What is the difference between meningococcal conjugate and polysaccharide?

What is the difference between meningococcal conjugate and polysaccharide?

Conjugate vaccines are generally believed to have greater immunogenicity and are capable of providing persistence and an anamnestic response. In contrast to polysaccharide vaccines, meningococcal conjugate vaccines are capable of reducing nasopharyngeal carriage of N.

Why are conjugated vaccines better?

In this case, a conjugate vaccine is used in order to invoke an immune system response against the weak antigen. In a conjugate vaccine, the weak antigen is covalently attached to a strong antigen, thereby eliciting a stronger immunological response to the weak antigen.

What are the advantages and disadvantages of conjugate vaccines?

The major advantage of these vaccines is the relative simplicity of production of the different preparations. The main disadvantage is the lack of a protective immune response in young children, where the need is very great.

What is the difference between a pure polysaccharide vaccine and a polysaccharide protein conjugate vaccine?

Pure polysaccharide vaccines are T-cell-independent activators of B-cells and their use usually results in an antibody only response (i.e., IgM). Polysaccharide–protein conjugate vaccines typically generate both humoral and cell-mediated immune responses.

What is the difference between the two pneumonia vaccines?

Prevnar 13 protects against 13 types of bacteria, and Pneumovax 23 protects against 23 types of bacteria. Prevnar 13 is given in the muscle (IM), while Pneumovax 23 can be given either in the muscle (IM) or under the skin (subcutaneously). Most adults over 65 will receive one dose of each vaccine, one year apart.

Which vaccines are polysaccharide vaccines?

Polysaccharide vaccines (meningococcal, pneumococcal, and typhoid) are poorly immunogenic and therefore less effective in children <2 years old.

What is a disadvantage of conjugate vaccine?

What is the major advantage of conjugate meningococcal vaccines over polysaccharide vaccines?

Meningococcal conjugate vaccines have several advantages over polysaccharide vaccines, including the ability to induce greater antibody persistence, avidity, immunologic memory, and herd immunity.

What are polysaccharide vaccines?

A polysaccharide vaccine contains 25 µg of each of the 23 capsular polysaccharides that account for 90% of invasive infections (Chapter 17). Polysaccharide vaccines stimulate B-cell responses, thereby resulting in type-specific antibody production that enhances ingestion and killing of the pathogens by phagocytes.

What vaccine is a conjugate vaccine?

Conjugate vaccines are currently used to immunise against virulent diseases like Haemophilus influenzae B (Hib) and pneumococcus. These are good examples as injections immunising against these diseases are an important part of the UK’s childhood immunisation programme.

How do polysaccharide vaccines work?

Conjugating a polysaccharide antigen to a protein molecule produces long-lasting protective immunity to the polysaccharide antigen.
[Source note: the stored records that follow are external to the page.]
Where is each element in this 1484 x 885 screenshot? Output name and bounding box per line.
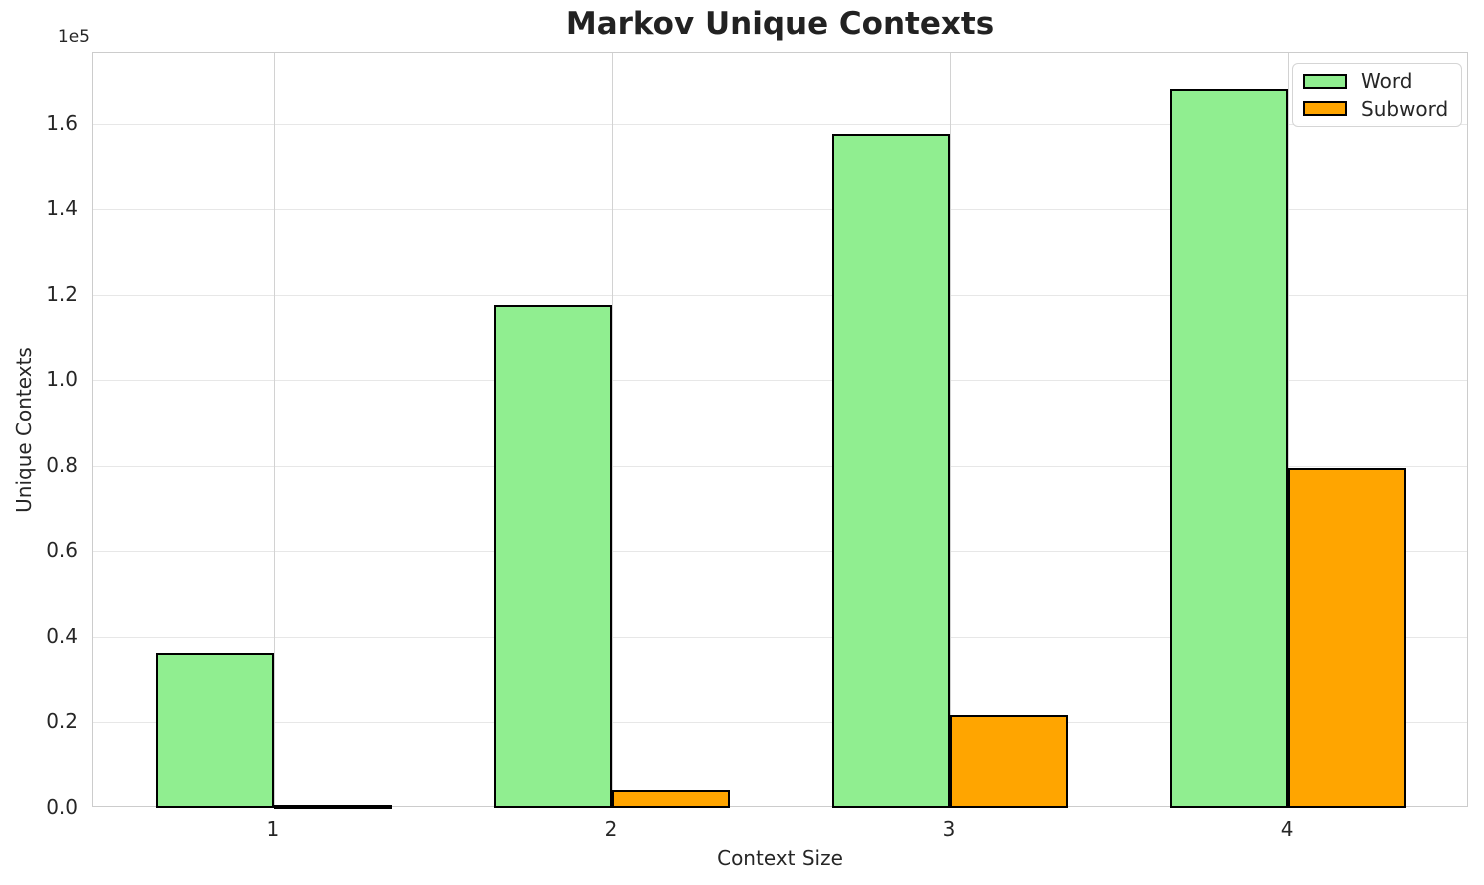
y-tick-label: 1.0 <box>46 367 78 392</box>
vertical-gridline <box>950 53 952 806</box>
y-tick-label: 1.6 <box>46 110 78 135</box>
bar-word-2 <box>493 304 612 808</box>
bar-subword-1 <box>273 804 393 809</box>
y-tick-label: 1.4 <box>46 196 78 221</box>
y-axis-offset-text: 1e5 <box>57 27 90 47</box>
x-tick-label: 4 <box>1280 817 1294 841</box>
y-tick-label: 0.4 <box>46 623 78 648</box>
horizontal-gridline <box>93 123 1467 125</box>
horizontal-gridline <box>93 465 1467 467</box>
y-tick-label: 1.2 <box>46 281 78 306</box>
horizontal-gridline <box>93 636 1467 638</box>
horizontal-gridline <box>93 209 1467 211</box>
bar-word-1 <box>155 652 274 808</box>
vertical-gridline <box>1288 53 1290 806</box>
legend: Word Subword <box>1292 63 1462 127</box>
horizontal-gridline <box>93 380 1467 382</box>
word-swatch-icon <box>1303 73 1347 89</box>
y-tick-label: 0.2 <box>46 709 78 734</box>
legend-label-subword: Subword <box>1361 96 1449 121</box>
vertical-gridline <box>273 53 275 806</box>
bar-subword-4 <box>1288 468 1407 808</box>
horizontal-gridline <box>93 294 1467 296</box>
legend-item-subword: Subword <box>1303 97 1451 121</box>
x-axis-label: Context Size <box>717 846 843 870</box>
chart-title: Markov Unique Contexts <box>565 6 995 42</box>
legend-item-word: Word <box>1303 69 1451 93</box>
horizontal-gridline <box>93 722 1467 724</box>
x-tick-label: 2 <box>604 817 618 841</box>
subword-swatch-icon <box>1303 101 1347 117</box>
bar-word-3 <box>831 133 951 808</box>
y-tick-label: 0.0 <box>46 795 78 819</box>
x-tick-label: 1 <box>266 817 280 841</box>
plot-area <box>92 52 1468 809</box>
bar-subword-3 <box>950 714 1069 808</box>
legend-label-word: Word <box>1361 69 1413 94</box>
y-tick-label: 0.8 <box>46 452 78 477</box>
x-tick-label: 3 <box>942 817 956 841</box>
horizontal-gridline <box>93 551 1467 553</box>
bar-subword-2 <box>611 790 731 808</box>
vertical-gridline <box>611 53 613 806</box>
bar-word-4 <box>1169 88 1289 808</box>
y-tick-label: 0.6 <box>46 538 78 563</box>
The immune response to a pure polysaccharide vaccine is typically T-cell-independent, which means these vaccines can stimulate B-cells without the assistance of T-helper cells.

Why is Prevnar better than Pneumovax?

Not quite. They both protect against pneumococcal bacteria. Prevnar 13 protects against 13 types of bacteria, and Pneumovax 23 protects against 23 types of bacteria. Prevnar 13 is given in the muscle (IM), while Pneumovax 23 can be given either in the muscle (IM) or under the skin (subcutaneously).

Why are polysaccharide vaccines not effective in children?

Polysaccharide vaccines However, due to lack of a T-helper response, the vaccines are poorly immunogenic below 2 years of age, fail to induce immunologic memory and provide protection for only 3–5 years.

What are disadvantages of conjugate vaccines?